• Welcome to Sitemap Generator Forum.
 

Moved Hosts Now Crawls 1 Page Only

Started by sharingsunshine, July 26, 2018, 10:09:25 PM

Previous topic - Next topic

sharingsunshine

I have read the various posts pertaining to this problem.  I can ping from my terminal and I have set the folders the correct permissions.

When I choose to crawl the site it comes back with one page only.

Please help.

Thanks,

Randal


sharingsunshine



sharingsunshine


sharingsunshine

now I am getting this error, when I attempt to create a sitemap.

[ External links are visible to forum administrators only ]

XML-Sitemaps Support

Probably there is a configuration problem - it looks like your server doesn't allow local network connections via port 80 (http) or 443 (https) - as a result sitemap generator is not able to crawl the site. This is usually related to firewall installed at the host - could you please contact your hosting support regarding this?

sharingsunshine

You were correct and I have since fixed the problem and verified I can telnet into my server using both ports. 

However, I am still getting this error:  [ External links are visible to forum administrators only ]

XML-Sitemaps Support

Please try to create a testing script to check that connection is working:

<?php

$initurl
= 'https://www.yourdomain.com';

$ch = curl_init();
curl_setopt($ch, CURLOPT_URL, $initurl);
curl_setopt($ch, CURLOPT_HEADER, 1);
curl_setopt($ch, CURLOPT_VERBOSE, 1);
curl_setopt($ch, CURLOPT_SSL_VERIFYPEER, FALSE);
curl_setopt($ch, CURLOPT_RETURNTRANSFER, 1);

if(
$errno = curl_errno($ch)) {
 
$error_message = curl_error ($ch);
 echo
"cURL error ({$errno}):\n {$error_message}";
}
$info = curl_getinfo($ch);
print_r($info);
$fdata = curl_exec($ch);
print_r($fdata);
curl_close($ch);

sharingsunshine

this is the page I get when I run that script - [ External links are visible to forum administrators only ]
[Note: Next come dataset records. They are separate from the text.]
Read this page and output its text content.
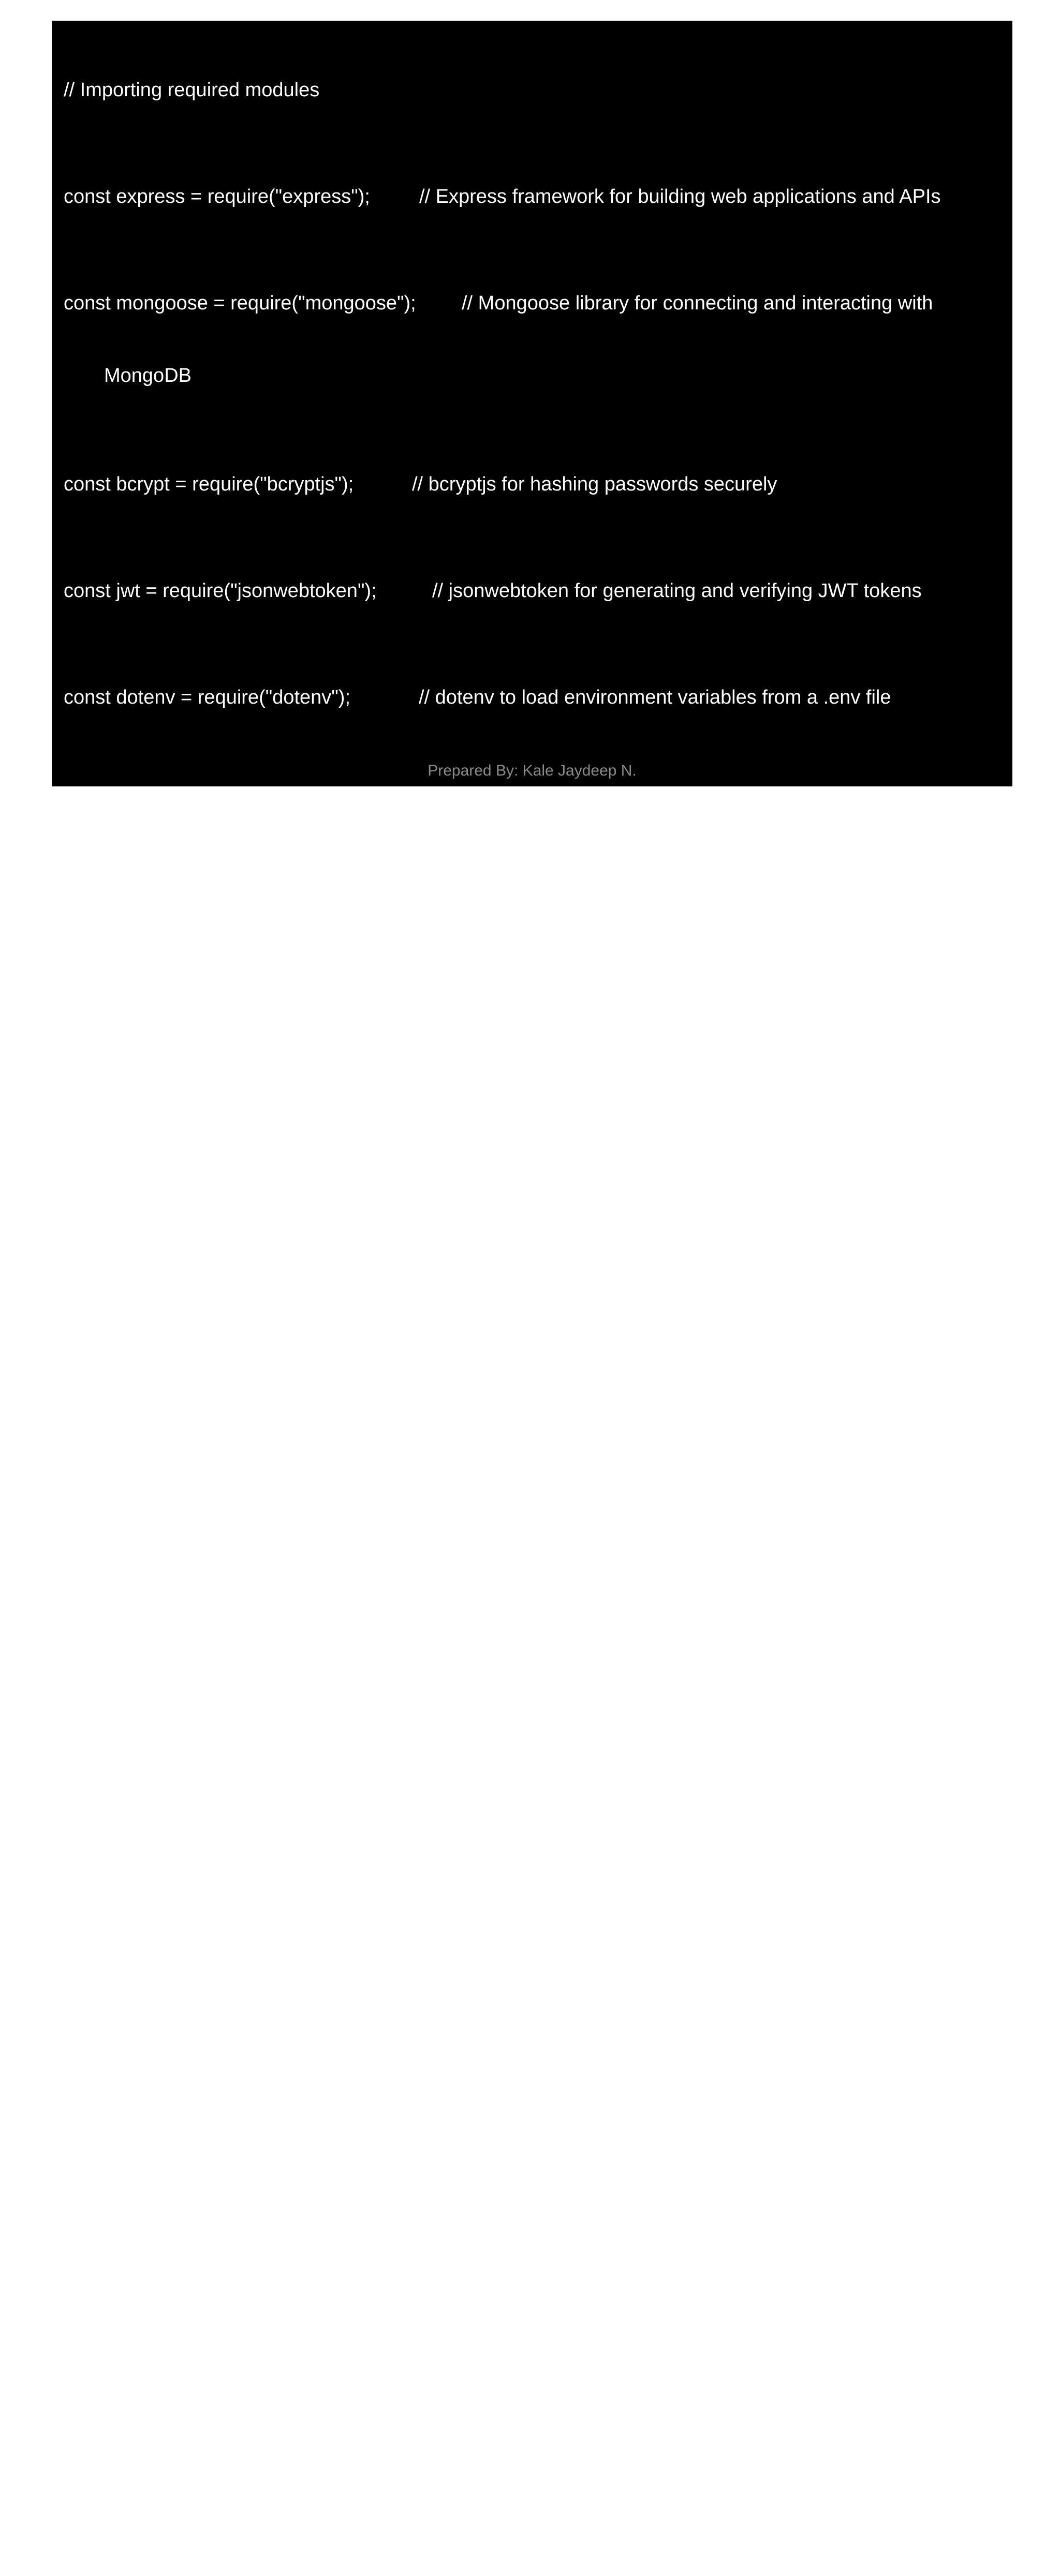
// Importing required modules

const express = require("express");	// Express framework for building web applications and APIs

const mongoose = require("mongoose"); // Mongoose library for connecting and interacting with

MongoDB

const bcrypt = require("bcryptjs");	// bcryptjs for hashing passwords securely

const jwt = require("jsonwebtoken");	// jsonwebtoken for generating and verifying JWT tokens

const dotenv = require("dotenv");	// dotenv to load environment variables from a .env file

// Load environment variables (like DB URI, secret keys) from .env file into process.env

dotenv.config();

// Create an Express application instance

const app = express();

// Middleware to parse incoming JSON request bodies (e.g., from POST or PUT requests)

app.use(express.json());

// --------------------------

//  MongoDB Connection Section

// --------------------------

// Connect to MongoDB using Mongoose

// The connection string (MONGO_URI) is stored in the .env file for security

mongoose.connect(process.env.MONGO_URI)

.then(() => console.log("MongoDB Connected")) // On successful connection

.catch(err => console.log(err));	// On connection error, print the error message

Prepared By: Kale Jaydeep N.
I ran a netstat and got this.  From what I know this seems to show the ports are open:

[root@ip-172-31-8-214 conf.d]# netstat -a | grep -i LISTEN
tcp        0      0 0.0.0.0:ssh             0.0.0.0:*               LISTEN
tcp        0      0 localhost:smtp          0.0.0.0:*               LISTEN
tcp        0      0 0.0.0.0:sunrpc          0.0.0.0:*               LISTEN
tcp6       0      0 [::]:ssh                [::]:*                  LISTEN
tcp6       0      0 [::]:https              [::]:*                  LISTEN
tcp6       0      0 [::]:mysql              [::]:*                  LISTEN
tcp6       0      0 [::]:sunrpc             [::]:*                  LISTEN
tcp6       0      0 [::]:http               [::]:*                  LISTEN

XML-Sitemaps Support

As it's seen on a screenshot, the test script receives 403 forbidden response. It means that port is open, but your website blocks access from our server IP address.

XML-Sitemaps Support

It is also possible that your website blocks access from generator bot user-agent, please try to add this setting in generator/data/generator.conf file:
<option name="xs_crawl_ident">Mozilla/5.0 (Windows NT 10.0; Win64; x64; rv:61.0) Gecko/20100101 Firefox/61.0</option>

sharingsunshine

You were correct, I have a plugin to stop bots.  I never dreamed your bot's name would be in the bot table but it was.  Once I whitelisted it, everything worked perfectly.

Thanks for sticking with me on this.